Yoso, kepala sekolah SD Negeri 01 Tegalontar, berharap inisiatif ini akan diikuti 32 SD/MI lain di wilayah Sragi yang memiliki keterbatasan fasilitas daring sehingga siswa dapat belajar dan terhubung dengan guru. Jika pandemi Covid-19 berakhir, Kelas Mengajar di Radio Komunitas ini tetap dilanjutkan sebagai bagian dari program Pendidikan Luar Sekolah (PLS).
Kelas di udara
Kelas Mengajar di Radio Komunitas (KejarRakom) tak lepas dari peran Sunarto, pengelola Radio Komunitas PPK Sragi 107,7 MHz untuk membantu menjembatani proses belajar siswa dengan para guru yang terdampak pandemi Covid-19. Dia menawarkan sekolah untuk mengajar melalui radio komunitas yang sudah mengudara sejak tahun 2007 ini.

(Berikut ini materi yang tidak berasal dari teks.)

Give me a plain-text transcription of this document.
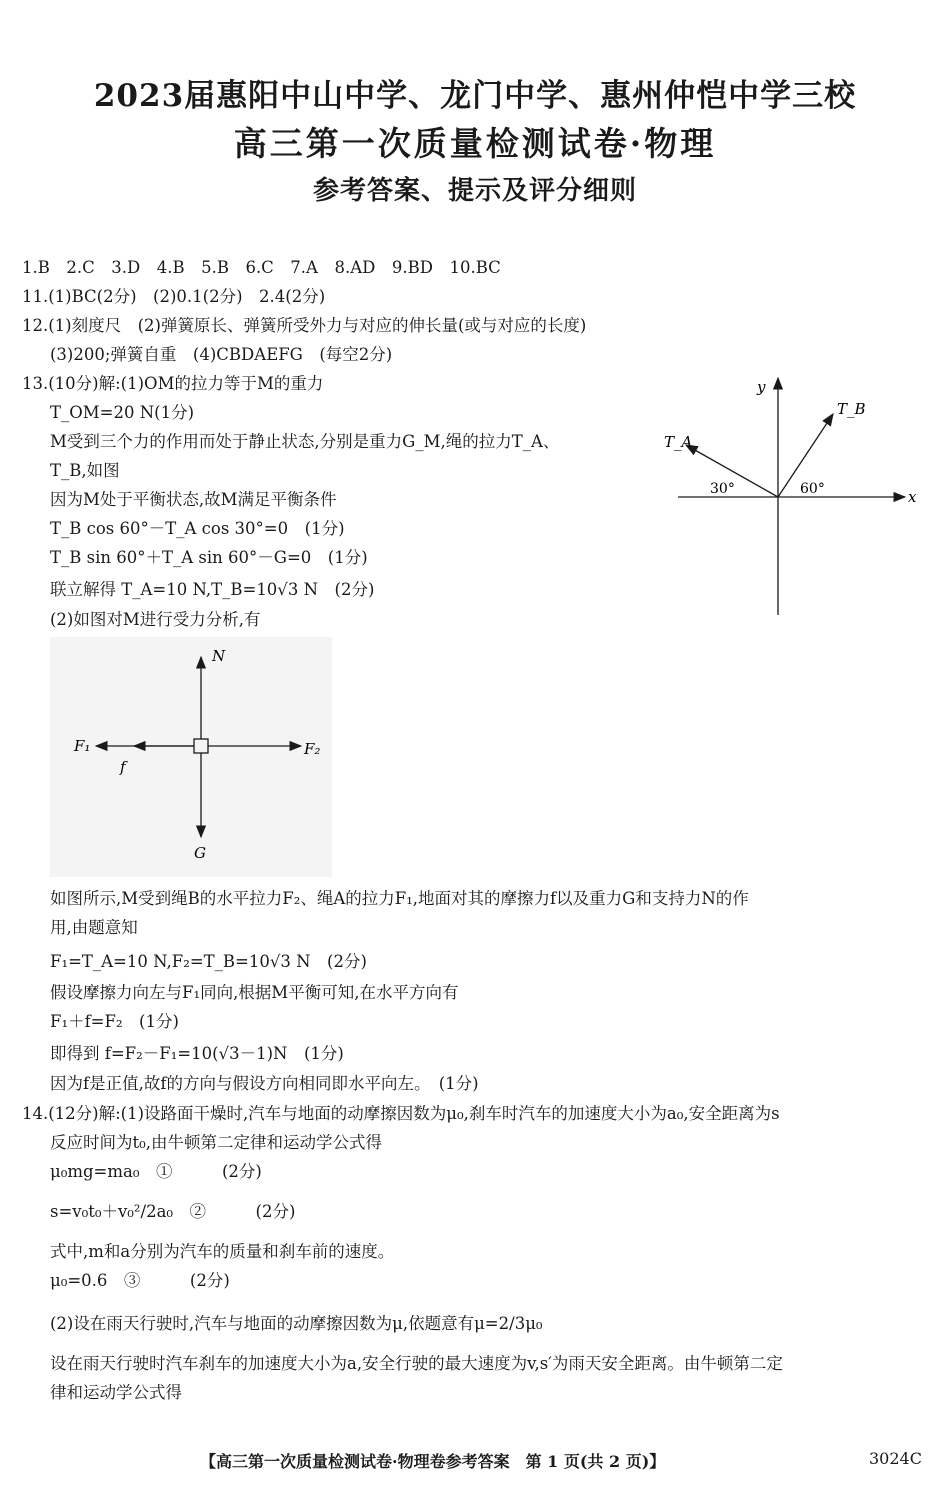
2023届惠阳中山中学、龙门中学、惠州仲恺中学三校
高三第一次质量检测试卷·物理
参考答案、提示及评分细则
1.B　2.C　3.D　4.B　5.B　6.C　7.A　8.AD　9.BD　10.BC
11.(1)BC(2分)　(2)0.1(2分)　2.4(2分)
12.(1)刻度尺　(2)弹簧原长、弹簧所受外力与对应的伸长量(或与对应的长度)
(3)200;弹簧自重　(4)CBDAEFG　(每空2分)
13.(10分)解:(1)OM的拉力等于M的重力
T_OM=20 N(1分)
M受到三个力的作用而处于静止状态,分别是重力G_M,绳的拉力T_A、
T_B,如图
因为M处于平衡状态,故M满足平衡条件
T_B cos 60°－T_A cos 30°=0　(1分)
T_B sin 60°＋T_A sin 60°－G=0　(1分)
联立解得 T_A=10 N,T_B=10√3 N　(2分)
(2)如图对M进行受力分析,有
x
y
T_A
T_B
30°	60°
N
G
F₁	F₂
f
如图所示,M受到绳B的水平拉力F₂、绳A的拉力F₁,地面对其的摩擦力f以及重力G和支持力N的作
用,由题意知
F₁=T_A=10 N,F₂=T_B=10√3 N　(2分)
假设摩擦力向左与F₁同向,根据M平衡可知,在水平方向有
F₁＋f=F₂　(1分)
即得到 f=F₂－F₁=10(√3－1)N　(1分)
因为f是正值,故f的方向与假设方向相同即水平向左。　(1分)
14.(12分)解:(1)设路面干燥时,汽车与地面的动摩擦因数为μ₀,刹车时汽车的加速度大小为a₀,安全距离为s
反应时间为t₀,由牛顿第二定律和运动学公式得
μ₀mg=ma₀　①　　　(2分)
s=v₀t₀＋v₀²/2a₀　②　　　(2分)
式中,m和a分别为汽车的质量和刹车前的速度。
μ₀=0.6　③　　　(2分)
(2)设在雨天行驶时,汽车与地面的动摩擦因数为μ,依题意有μ=2/3μ₀
设在雨天行驶时汽车刹车的加速度大小为a,安全行驶的最大速度为v,s′为雨天安全距离。由牛顿第二定
律和运动学公式得
【高三第一次质量检测试卷·物理卷参考答案　第 1 页(共 2 页)】	3024C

"Saya cari solusi dan menawarkan para guru pindah belajar ke sini mengajar di studio. Murid-murid belajar di rumah dengan mendengarkan radio. Akhirnya kita coba dulu. Kegiatan sangat beda, di radio guru sedikit berimajinasi seolah-olah siswa ada di depannya, bahan yang diajarkan seperti biasa."
Kelas Mengajar di Radio Komunitas dirasakan manfaatnya oleh orangtua siswa. Netty Indarwati, orangtua siswa kelas 6, merasa terbantu dengan siaran radio. "Sebelumnya saya harus mengajari sendiri, cuman dikasih tugas, ngerjain sendiri. Itu tidak efektif banget. Berharap metode belajar radio tetap dilanjutkan dengan diselingi home visit sehingga anak-anak bisa menanyakan pembelajaran kembali," ujar Netty.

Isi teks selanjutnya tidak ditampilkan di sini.